Arcade’s Revenge tenta inovar ao variar mecânicas entre personagens, mas esbarra em controles imprecisos e picos de dificuldade frustrantes. Já Silver Surfer leva esse desafio ao extremo, exigindo quase perfeição do jogador.

Felizmente, a coletânea inclui recursos modernos que ajudam a equilibrar essas limitações. Funções como save state e rebobinar tornam a progressão mais acessível, especialmente para novos jogadores.

Outro ponto interessante é a presença de múltiplas versões de alguns jogos, permitindo comparar diferenças entre arcade, NES, SNES e Mega Drive, algo que agrega valor histórico à coleção.

Preservação visual com ajustes modernos

Visualmente, a coletânea respeita o material original. Os sprites continuam com o charme característico da época, especialmente em jogos como X-Men, que ainda impressiona pelo estilo vibrante.
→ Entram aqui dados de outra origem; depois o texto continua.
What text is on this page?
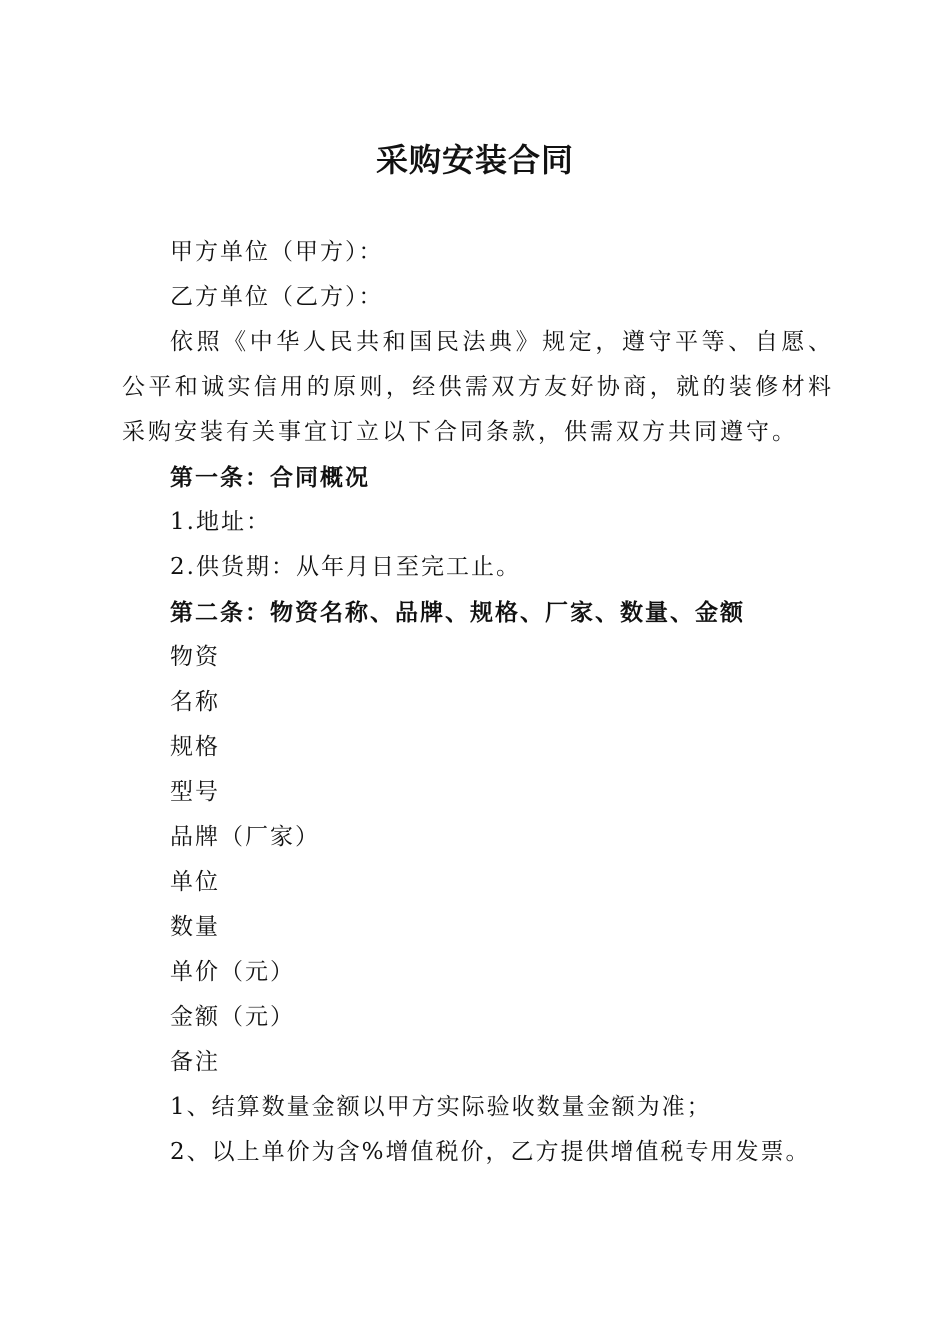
采购安装合同

甲方单位（甲方）：

乙方单位（乙方）：

依照《中华人民共和国民法典》规定，遵守平等、自愿、公平和诚实信用的原则，经供需双方友好协商，就的装修材料采购安装有关事宜订立以下合同条款，供需双方共同遵守。

第一条：合同概况

1.地址：

2.供货期：从年月日至完工止。

第二条：物资名称、品牌、规格、厂家、数量、金额

物资

名称

规格

型号

品牌（厂家）

单位

数量

单价（元）

金额（元）

备注

1、结算数量金额以甲方实际验收数量金额为准；

2、以上单价为含%增值税价，乙方提供增值税专用发票。
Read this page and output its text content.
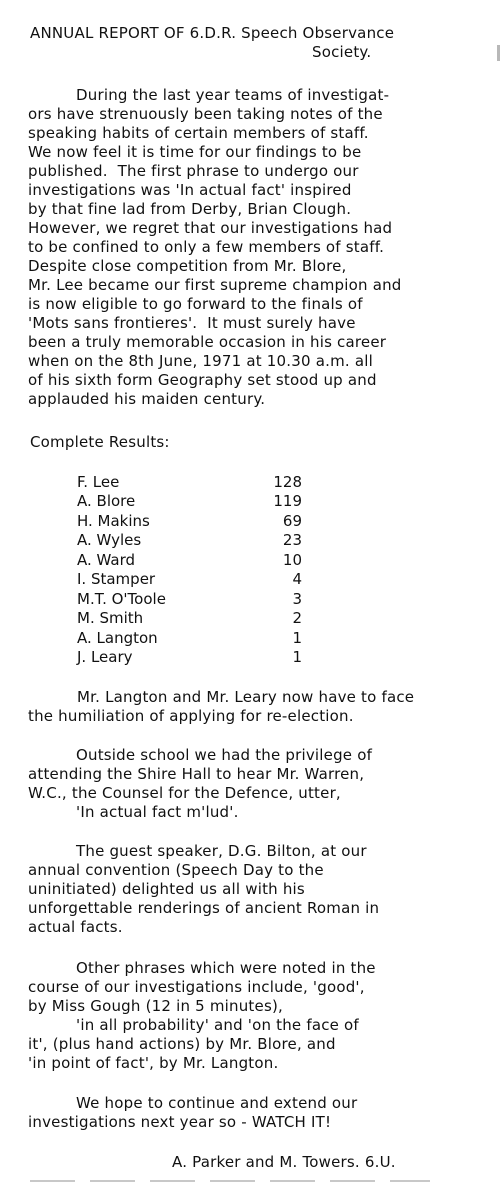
ANNUAL REPORT OF 6.D.R. Speech Observance
Society.
During the last year teams of investigat-
ors have strenuously been taking notes of the
speaking habits of certain members of staff.
We now feel it is time for our findings to be
published.  The first phrase to undergo our
investigations was 'In actual fact' inspired
by that fine lad from Derby, Brian Clough.
However, we regret that our investigations had
to be confined to only a few members of staff.
Despite close competition from Mr. Blore,
Mr. Lee became our first supreme champion and
is now eligible to go forward to the finals of
'Mots sans frontieres'.  It must surely have
been a truly memorable occasion in his career
when on the 8th June, 1971 at 10.30 a.m. all
of his sixth form Geography set stood up and
applauded his maiden century.
Complete Results:
F. Lee	128
A. Blore	119
H. Makins	69
A. Wyles	23
A. Ward	10
I. Stamper	4
M.T. O'Toole	3
M. Smith	2
A. Langton	1
J. Leary	1
Mr. Langton and Mr. Leary now have to face
the humiliation of applying for re-election.
Outside school we had the privilege of
attending the Shire Hall to hear Mr. Warren,
W.C., the Counsel for the Defence, utter,
'In actual fact m'lud'.
The guest speaker, D.G. Bilton, at our
annual convention (Speech Day to the
uninitiated) delighted us all with his
unforgettable renderings of ancient Roman in
actual facts.
Other phrases which were noted in the
course of our investigations include, 'good',
by Miss Gough (12 in 5 minutes),
'in all probability' and 'on the face of
it', (plus hand actions) by Mr. Blore, and
'in point of fact', by Mr. Langton.
We hope to continue and extend our
investigations next year so - WATCH IT!
A. Parker and M. Towers. 6.U.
Já títulos de console apresentam visuais mais simples, mas mantêm identidade forte, com cores marcantes e animações típicas do período.

As opções de personalização ajudam a adaptar a experiência para telas modernas. Filtros, ajustes de proporção e bordas customizadas permitem jogar sem perder a essência dos originais.

Desempenho sólido e acessível

A emulação funciona bem na maior parte do tempo, com boa estabilidade e resposta precisa aos comandos, algo essencial para jogos focados em ação.

Os recursos adicionais fazem diferença real, especialmente em títulos mais difíceis. Eles não apenas facilitam o progresso, mas também tornam a coletânea mais convidativa para quem não tem familiaridade com jogos antigos.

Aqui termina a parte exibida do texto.